Will Young, winner of the first Pop Idol, has spoken publicly of his battles with depression, showing that a mental health problem need be no barrier to a successful career.
Broadcasters do have a duty of care to their contestants though. They have a responsibility to ensure that anyone appearing on their programme is up to the pressure that these shows can bring.
It has been reported that previous X Factor contestants, such as Cher Lloyd in last year’s finals, have struggled with the stress the environment can bring. This applies to contestants in the early rounds as much as the finalists and it does seem that participants are not always given the support they need.
It is important that mental health does not become a spectator sport with participants provoked into distressed states for the entertainment of the viewing public. Ultimately, it is a decision for programme makers as to whether participants are shown auditioning for the show.

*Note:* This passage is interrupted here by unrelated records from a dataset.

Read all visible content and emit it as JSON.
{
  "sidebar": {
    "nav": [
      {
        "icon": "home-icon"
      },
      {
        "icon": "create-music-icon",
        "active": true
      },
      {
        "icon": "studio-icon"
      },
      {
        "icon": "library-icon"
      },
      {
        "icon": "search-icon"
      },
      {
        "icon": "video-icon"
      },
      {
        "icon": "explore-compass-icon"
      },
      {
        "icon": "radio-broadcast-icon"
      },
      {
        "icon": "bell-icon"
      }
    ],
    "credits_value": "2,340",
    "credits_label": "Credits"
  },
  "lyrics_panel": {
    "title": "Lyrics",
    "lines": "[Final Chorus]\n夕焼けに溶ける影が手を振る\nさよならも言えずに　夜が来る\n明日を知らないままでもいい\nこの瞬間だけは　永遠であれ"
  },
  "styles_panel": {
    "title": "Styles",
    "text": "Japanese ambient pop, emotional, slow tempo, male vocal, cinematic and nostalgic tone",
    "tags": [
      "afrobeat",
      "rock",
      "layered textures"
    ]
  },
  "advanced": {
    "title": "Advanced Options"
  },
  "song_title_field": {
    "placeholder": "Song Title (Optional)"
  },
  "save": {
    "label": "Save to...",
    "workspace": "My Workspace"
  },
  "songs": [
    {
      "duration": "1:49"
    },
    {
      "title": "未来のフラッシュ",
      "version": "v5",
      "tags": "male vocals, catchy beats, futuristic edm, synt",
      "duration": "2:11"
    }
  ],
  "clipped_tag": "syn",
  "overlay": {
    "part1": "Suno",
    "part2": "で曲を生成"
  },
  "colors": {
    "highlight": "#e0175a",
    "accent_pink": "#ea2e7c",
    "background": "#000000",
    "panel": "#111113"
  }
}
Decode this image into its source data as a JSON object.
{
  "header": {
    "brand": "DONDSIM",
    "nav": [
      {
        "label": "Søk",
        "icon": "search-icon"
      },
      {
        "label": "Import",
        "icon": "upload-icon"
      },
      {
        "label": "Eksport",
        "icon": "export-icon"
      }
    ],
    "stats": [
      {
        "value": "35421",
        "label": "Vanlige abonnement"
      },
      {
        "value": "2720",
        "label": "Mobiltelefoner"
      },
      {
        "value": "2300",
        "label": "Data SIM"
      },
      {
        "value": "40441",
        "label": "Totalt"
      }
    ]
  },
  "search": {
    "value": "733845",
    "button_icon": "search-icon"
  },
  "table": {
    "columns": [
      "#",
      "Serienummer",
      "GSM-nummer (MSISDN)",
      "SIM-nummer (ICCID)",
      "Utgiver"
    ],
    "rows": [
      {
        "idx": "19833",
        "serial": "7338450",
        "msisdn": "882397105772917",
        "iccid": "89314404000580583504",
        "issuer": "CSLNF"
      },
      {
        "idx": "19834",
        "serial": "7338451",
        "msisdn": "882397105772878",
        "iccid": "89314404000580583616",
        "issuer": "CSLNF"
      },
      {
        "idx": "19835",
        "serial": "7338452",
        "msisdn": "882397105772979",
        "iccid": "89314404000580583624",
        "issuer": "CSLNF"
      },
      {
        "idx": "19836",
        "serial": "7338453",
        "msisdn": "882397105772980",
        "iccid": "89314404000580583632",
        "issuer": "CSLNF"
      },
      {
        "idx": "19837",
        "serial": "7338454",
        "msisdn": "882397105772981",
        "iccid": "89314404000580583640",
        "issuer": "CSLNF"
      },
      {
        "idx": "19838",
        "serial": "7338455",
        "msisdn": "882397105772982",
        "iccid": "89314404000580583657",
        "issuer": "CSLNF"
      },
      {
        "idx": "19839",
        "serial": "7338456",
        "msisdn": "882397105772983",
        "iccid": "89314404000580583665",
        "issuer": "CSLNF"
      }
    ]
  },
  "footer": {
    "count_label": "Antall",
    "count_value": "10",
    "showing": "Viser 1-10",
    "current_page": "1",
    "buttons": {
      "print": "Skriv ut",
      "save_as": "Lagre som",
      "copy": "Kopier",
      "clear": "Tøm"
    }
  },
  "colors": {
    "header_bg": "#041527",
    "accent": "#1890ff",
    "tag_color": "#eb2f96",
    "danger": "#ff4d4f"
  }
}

Should Ceri Rees have been broadcast at such length on Sunday night’s show in a way that could be seen as humiliating? Without knowing more about her particular history and mental wellbeing it is difficult to say. It is also tricky to judge the programme without seeing what goes on behind the cameras – are contestants such as Ceri given the support they need in a responsible manner that doesn’t push them into a situation they may be uncomfortable with? Or are they ‘egged on’ by production staff who want to build her up before the judges knock her down?
The mental health of participants on reality TV programmes is absolutely paramount and I certainly hope that the producers take their responsibilities seriously. I would encourage them to provide mental health first aid training for their staff to ensure that everyone is able to take part in the show should they want to, but are given appropriate support and assistance before, during and after they step on stage.